| Outcome | Probability | Yes Bid | Yes Ask | 24h Change | Volume | |
|---|---|---|---|---|---|---|
| Target Price: $646.82 | 0% | 0¢ | 0¢ | — | $0 | Trade → |
This market asks whether Binance Coin (BNB) will hit a price target of $646.82 within a single 15-minute interval as defined by the platform. It matters because short-window price targets let traders express views on immediate volatility and liquidity around a specific price level.
BNB is the native token of the Binance ecosystem and is sensitive to exchange flows, Binance-related announcements, and broad crypto market moves. Fifteen-minute targets capture high-frequency drivers—order‑book imbalances, large market orders, liquidations, and news shocks—that can produce rapid price swings, so these markets tend to be more reactive than longer-term forecasts.
Market odds aggregate participants' views and available information about whether the target will be reached during any qualifying 15-minute window; treat them as a dynamic consensus signal rather than a definitive prediction.
The platform uses the timestamping rules and reference feed specified in the event's settlement terms to identify qualifying 15-minute windows; check the event rules on KALSHI to see whether windows can start at any second or are aligned to fixed clock intervals.
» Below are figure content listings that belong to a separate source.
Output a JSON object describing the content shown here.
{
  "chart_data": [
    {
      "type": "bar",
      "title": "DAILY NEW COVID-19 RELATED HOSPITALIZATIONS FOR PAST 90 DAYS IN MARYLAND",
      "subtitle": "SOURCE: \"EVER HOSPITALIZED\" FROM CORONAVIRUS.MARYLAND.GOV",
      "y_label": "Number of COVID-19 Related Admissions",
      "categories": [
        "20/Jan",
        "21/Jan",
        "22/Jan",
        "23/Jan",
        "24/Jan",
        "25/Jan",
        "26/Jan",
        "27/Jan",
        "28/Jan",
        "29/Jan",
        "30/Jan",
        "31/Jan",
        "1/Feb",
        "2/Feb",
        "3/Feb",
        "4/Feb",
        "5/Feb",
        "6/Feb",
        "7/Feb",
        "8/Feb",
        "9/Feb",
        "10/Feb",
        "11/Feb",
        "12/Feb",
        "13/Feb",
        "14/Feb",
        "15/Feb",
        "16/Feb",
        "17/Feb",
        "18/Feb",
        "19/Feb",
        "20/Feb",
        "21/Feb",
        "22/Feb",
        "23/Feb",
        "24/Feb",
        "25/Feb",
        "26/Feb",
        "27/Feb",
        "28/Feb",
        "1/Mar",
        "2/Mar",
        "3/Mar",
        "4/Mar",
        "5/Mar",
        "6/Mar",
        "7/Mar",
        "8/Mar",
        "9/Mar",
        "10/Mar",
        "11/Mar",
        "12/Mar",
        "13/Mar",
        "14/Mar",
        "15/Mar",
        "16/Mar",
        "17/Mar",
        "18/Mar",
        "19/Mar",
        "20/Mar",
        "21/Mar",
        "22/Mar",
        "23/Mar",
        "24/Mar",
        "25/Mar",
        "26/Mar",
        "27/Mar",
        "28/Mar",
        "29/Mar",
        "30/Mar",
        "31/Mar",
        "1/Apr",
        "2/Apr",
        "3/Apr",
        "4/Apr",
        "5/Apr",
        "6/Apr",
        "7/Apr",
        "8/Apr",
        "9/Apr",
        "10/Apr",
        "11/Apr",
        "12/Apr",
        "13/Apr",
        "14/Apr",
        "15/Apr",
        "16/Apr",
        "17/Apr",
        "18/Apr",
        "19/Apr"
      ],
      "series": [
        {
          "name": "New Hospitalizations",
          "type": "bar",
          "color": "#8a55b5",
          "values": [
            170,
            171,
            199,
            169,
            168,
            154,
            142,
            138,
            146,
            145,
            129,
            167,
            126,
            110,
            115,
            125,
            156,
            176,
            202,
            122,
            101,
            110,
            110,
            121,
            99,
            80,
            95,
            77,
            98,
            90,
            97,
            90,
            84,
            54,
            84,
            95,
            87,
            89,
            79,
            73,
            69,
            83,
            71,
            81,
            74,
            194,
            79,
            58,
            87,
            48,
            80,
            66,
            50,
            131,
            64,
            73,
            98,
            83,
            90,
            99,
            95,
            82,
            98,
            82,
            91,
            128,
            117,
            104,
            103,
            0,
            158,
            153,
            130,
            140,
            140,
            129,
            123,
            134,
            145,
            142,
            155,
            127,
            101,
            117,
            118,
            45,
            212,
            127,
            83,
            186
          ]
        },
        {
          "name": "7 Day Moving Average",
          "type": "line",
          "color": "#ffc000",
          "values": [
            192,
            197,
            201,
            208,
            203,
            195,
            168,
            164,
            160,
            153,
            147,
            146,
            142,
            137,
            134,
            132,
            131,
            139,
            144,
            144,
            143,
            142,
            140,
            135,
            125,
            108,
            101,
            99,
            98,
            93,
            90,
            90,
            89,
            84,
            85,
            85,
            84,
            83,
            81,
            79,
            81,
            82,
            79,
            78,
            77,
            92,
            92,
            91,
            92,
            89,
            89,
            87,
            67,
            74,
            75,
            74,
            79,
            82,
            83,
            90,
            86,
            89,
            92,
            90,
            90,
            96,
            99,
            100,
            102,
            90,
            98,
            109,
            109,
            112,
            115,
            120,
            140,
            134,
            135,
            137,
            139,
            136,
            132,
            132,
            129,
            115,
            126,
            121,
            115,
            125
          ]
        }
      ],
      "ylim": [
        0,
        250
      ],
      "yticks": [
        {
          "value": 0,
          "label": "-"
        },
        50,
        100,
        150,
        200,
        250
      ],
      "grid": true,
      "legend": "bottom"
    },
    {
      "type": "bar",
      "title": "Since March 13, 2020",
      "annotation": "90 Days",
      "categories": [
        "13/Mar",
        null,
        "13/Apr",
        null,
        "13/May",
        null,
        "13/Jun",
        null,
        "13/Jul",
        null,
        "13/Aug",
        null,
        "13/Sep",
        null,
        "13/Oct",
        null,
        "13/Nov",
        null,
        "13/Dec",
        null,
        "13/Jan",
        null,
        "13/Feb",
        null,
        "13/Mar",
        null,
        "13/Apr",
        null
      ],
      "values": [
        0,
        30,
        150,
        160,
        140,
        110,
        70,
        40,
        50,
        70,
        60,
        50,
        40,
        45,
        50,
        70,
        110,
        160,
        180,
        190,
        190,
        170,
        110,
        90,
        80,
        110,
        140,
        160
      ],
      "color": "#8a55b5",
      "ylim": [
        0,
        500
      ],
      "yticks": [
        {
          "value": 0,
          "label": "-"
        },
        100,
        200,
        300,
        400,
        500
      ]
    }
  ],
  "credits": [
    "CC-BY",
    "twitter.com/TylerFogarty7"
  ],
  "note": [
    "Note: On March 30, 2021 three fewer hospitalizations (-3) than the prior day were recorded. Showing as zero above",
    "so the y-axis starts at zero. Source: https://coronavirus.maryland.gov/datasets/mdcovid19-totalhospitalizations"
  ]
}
Settlement is determined by the price feed or composite data source named in the event's rules on KALSHI (for example, a specific exchange trade price or an aggregate); consult the event details to see the designated source.
The event wording and settlement rules specify whether an exact match counts or whether the price must exceed the target; review the event's precise language to know which condition applies.
That figure reports activity on the prediction market itself and does not influence the underlying price determination; settlement is based on the external reference price feed, not on on-platform trading volume.
KALSHI's abnormal-data and dispute procedures apply: they may use alternate feeds, delay settlement, or follow backup rules defined in the event documentation—check the event's rulebook or help center for the precise contingency steps.